Re: [PATCH v2] clone: report duplicate entries on case-insensitive filesystems

2018-08-07 Thread Junio C Hamano
Nguyễn Thái Ngọc Duy   writes:

>  One nice thing about this is we don't need platform specific code for
>  detecting the duplicate entries. I think ce_match_stat() works even
>  on Windows.
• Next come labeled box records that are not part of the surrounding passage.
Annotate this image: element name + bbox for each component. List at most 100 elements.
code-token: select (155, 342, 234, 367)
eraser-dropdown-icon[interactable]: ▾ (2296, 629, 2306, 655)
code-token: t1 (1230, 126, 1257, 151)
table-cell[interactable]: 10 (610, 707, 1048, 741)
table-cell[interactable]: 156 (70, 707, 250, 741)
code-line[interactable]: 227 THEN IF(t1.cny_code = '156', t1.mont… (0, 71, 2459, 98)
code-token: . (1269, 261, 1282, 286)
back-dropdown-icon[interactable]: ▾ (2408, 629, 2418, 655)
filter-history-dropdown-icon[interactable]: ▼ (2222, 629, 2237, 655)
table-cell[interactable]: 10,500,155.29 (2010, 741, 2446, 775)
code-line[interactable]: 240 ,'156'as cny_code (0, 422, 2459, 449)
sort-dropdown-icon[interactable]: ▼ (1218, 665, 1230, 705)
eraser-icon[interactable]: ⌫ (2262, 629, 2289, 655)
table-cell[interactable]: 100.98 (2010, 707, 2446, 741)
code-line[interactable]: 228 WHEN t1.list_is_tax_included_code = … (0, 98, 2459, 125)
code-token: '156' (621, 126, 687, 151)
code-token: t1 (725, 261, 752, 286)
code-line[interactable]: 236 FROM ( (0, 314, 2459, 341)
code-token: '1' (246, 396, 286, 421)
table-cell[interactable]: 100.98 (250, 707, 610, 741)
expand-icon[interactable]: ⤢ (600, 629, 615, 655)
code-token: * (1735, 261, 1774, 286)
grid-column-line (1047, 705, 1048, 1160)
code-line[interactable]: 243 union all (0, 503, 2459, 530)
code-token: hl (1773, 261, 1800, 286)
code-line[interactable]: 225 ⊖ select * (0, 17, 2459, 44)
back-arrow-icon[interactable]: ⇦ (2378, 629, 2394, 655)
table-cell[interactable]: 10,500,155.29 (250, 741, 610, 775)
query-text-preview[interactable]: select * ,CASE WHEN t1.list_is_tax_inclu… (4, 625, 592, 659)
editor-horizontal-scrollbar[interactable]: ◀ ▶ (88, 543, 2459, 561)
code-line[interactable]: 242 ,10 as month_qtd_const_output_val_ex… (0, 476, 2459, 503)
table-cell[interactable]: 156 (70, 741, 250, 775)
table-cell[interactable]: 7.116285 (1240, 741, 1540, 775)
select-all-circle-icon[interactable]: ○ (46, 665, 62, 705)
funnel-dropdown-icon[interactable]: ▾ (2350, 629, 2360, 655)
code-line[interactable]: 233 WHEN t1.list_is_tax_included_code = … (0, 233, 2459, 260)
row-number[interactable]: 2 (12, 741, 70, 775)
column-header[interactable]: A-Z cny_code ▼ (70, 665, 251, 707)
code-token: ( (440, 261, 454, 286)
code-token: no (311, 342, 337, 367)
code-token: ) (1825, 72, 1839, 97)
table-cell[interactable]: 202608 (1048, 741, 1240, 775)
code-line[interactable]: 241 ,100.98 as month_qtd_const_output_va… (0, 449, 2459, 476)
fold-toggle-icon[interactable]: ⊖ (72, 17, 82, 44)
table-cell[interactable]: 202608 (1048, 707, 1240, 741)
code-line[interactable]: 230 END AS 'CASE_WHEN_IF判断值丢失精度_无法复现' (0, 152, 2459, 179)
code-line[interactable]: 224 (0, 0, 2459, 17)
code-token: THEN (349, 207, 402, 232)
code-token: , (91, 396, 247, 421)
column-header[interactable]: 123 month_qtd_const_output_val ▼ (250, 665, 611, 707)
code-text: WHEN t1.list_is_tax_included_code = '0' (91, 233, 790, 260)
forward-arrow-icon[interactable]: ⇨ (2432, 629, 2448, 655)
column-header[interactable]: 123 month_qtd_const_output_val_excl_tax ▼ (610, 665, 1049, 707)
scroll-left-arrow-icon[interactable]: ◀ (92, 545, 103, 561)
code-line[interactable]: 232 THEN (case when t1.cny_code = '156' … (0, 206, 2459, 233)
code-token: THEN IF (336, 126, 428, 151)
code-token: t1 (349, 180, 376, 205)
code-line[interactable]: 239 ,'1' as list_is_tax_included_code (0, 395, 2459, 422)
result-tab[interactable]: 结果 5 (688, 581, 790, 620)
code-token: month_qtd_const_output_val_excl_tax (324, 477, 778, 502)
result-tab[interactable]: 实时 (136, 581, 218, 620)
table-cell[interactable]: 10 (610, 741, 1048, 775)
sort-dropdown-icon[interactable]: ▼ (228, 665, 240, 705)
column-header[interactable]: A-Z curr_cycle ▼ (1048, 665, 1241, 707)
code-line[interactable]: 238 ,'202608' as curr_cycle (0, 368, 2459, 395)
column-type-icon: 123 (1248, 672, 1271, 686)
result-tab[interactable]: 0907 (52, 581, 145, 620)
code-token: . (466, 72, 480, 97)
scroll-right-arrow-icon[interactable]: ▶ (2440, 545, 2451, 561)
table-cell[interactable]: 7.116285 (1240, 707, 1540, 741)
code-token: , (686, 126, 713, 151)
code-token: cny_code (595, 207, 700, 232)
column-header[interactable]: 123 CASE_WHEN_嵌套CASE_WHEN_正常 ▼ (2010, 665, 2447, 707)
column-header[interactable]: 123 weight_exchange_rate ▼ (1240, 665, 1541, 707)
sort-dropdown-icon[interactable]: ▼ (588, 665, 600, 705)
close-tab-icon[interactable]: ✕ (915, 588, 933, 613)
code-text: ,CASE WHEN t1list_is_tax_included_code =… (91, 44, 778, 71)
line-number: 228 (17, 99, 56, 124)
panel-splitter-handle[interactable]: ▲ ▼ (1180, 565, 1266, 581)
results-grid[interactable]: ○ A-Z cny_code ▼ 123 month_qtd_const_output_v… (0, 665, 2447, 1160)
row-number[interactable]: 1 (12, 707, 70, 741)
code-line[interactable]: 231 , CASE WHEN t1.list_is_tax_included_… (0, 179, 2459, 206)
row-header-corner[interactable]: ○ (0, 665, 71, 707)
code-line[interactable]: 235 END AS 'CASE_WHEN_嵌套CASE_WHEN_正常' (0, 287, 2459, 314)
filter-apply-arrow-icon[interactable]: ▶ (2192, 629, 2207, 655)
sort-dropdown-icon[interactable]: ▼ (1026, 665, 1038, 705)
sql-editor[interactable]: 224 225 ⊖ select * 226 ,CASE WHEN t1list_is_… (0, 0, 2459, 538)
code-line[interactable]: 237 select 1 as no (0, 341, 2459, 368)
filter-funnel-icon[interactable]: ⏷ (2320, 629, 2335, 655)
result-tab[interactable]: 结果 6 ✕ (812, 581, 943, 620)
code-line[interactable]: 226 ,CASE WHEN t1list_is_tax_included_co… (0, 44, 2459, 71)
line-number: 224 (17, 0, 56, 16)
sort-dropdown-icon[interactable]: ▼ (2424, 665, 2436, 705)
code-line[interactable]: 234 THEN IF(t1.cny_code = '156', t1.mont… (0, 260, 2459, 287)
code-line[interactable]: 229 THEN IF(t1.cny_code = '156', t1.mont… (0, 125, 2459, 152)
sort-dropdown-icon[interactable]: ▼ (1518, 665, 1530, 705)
And it's now equally expensive on all platforms :D

ce_match_stat() may not be a very good measure to see if two paths
refer to the same file, though.  After a fresh checkout, I would not
be surprised if two completely unrelated paths have the same size
and have same mtime/ctime.  In its original use case, i.e. "I have
one specific path in mind and took a snapshot of its metadata
earlier.  Is it still the same, or has it been touched?", that may
be sufficient to detect that the path has been _modified_, but
without reliable inum, it may be a poor measure to say two paths
refer to the same.

>  builtin/clone.c |  1 +
>  cache.h |  2 ++
>  entry.c | 44 
>  unpack-trees.c  | 23 +++
>  unpack-trees.h  |  1 +
>  5 files changed, 71 insertions(+)

Having said that, it is pleasing to see that this can be achieved
with so little additional code.

> +static void mark_duplicate_entries(const struct checkout *state,
> +struct cache_entry *ce, struct stat *st)
> +{
> + int i;
> + int *count = state->nr_duplicates;
> +
> + if (!count)
> + BUG("state->nr_duplicates must not be NULL");
> +
> + ce->ce_flags |= CE_MATCHED;
> + (*count)++;
> +
> + if (!state->refresh_cache)
> + BUG("We need this to narrow down the set of updated entries");
> +
> + for (i = 0; i < state->istate->cache_nr; i++) {
> + struct cache_entry *dup = state->istate->cache[i];
> +
> + /*
> +  * This entry has not been checked out yet, otherwise
> +  * its stat info must have been updated. And since we
> +  * check out from top to bottom, the rest is guaranteed
> +  * not checked out. Stop now.
> +  */
> + if (!ce_uptodate(dup))
> + break;
> +
> + if (dup->ce_flags & CE_MATCHED)
> + continue;
> +
> + if (ce_match_stat(dup, st,
> +   CE_MATCH_IGNORE_VALID |
> +   CE_MATCH_IGNORE_SKIP_WORKTREE))
> + continue;
> +
> + dup->ce_flags |= CE_MATCHED;
> + (*count)++;
> + break;
> + }
> +}
> +

Hmph.  If there is only one true collision, then all its aliases
will be marked with CE_MATCHED bit every time the second and the
subsequent alias is checked out (as the caller calls this function
when it noticed that something already is at the path ce wants to
go).  But if there are two sets of colliding paths, because there is
only one bit used, we do not group the paths into these two sets and
report, e.g. "blue.txt, BLUE.txt and BLUE.TXT collide.  red.txt and
RED.txt also collide."  I am not sure if computing that is too much
work for too little gain, but because this is in an error codepath,
it may be worth doing.  I dunno.

> +
> + if (o->clone && state.nr_duplicates) {
> + warning(_("the following paths in this repository only differ 
> in case\n"
> +   "from another path and will cause problems because 
> you have cloned\n"
> +   "it on an case-insensitive filesytem:\n"));

With the new approach, we no longer preemptively detect that the
project will be harmed by a case smashing filesystems before it
happens.  This instead reports that the project has already been
harmed on _this_ system by such a filesystem after the fact.

So from the end-user's point of view, "will cause problems" may be a
message that came a bit too late.  "have collided and only one from
the same colliding group is in the working tree; others failed to be
checked out" is probably closer to the truth.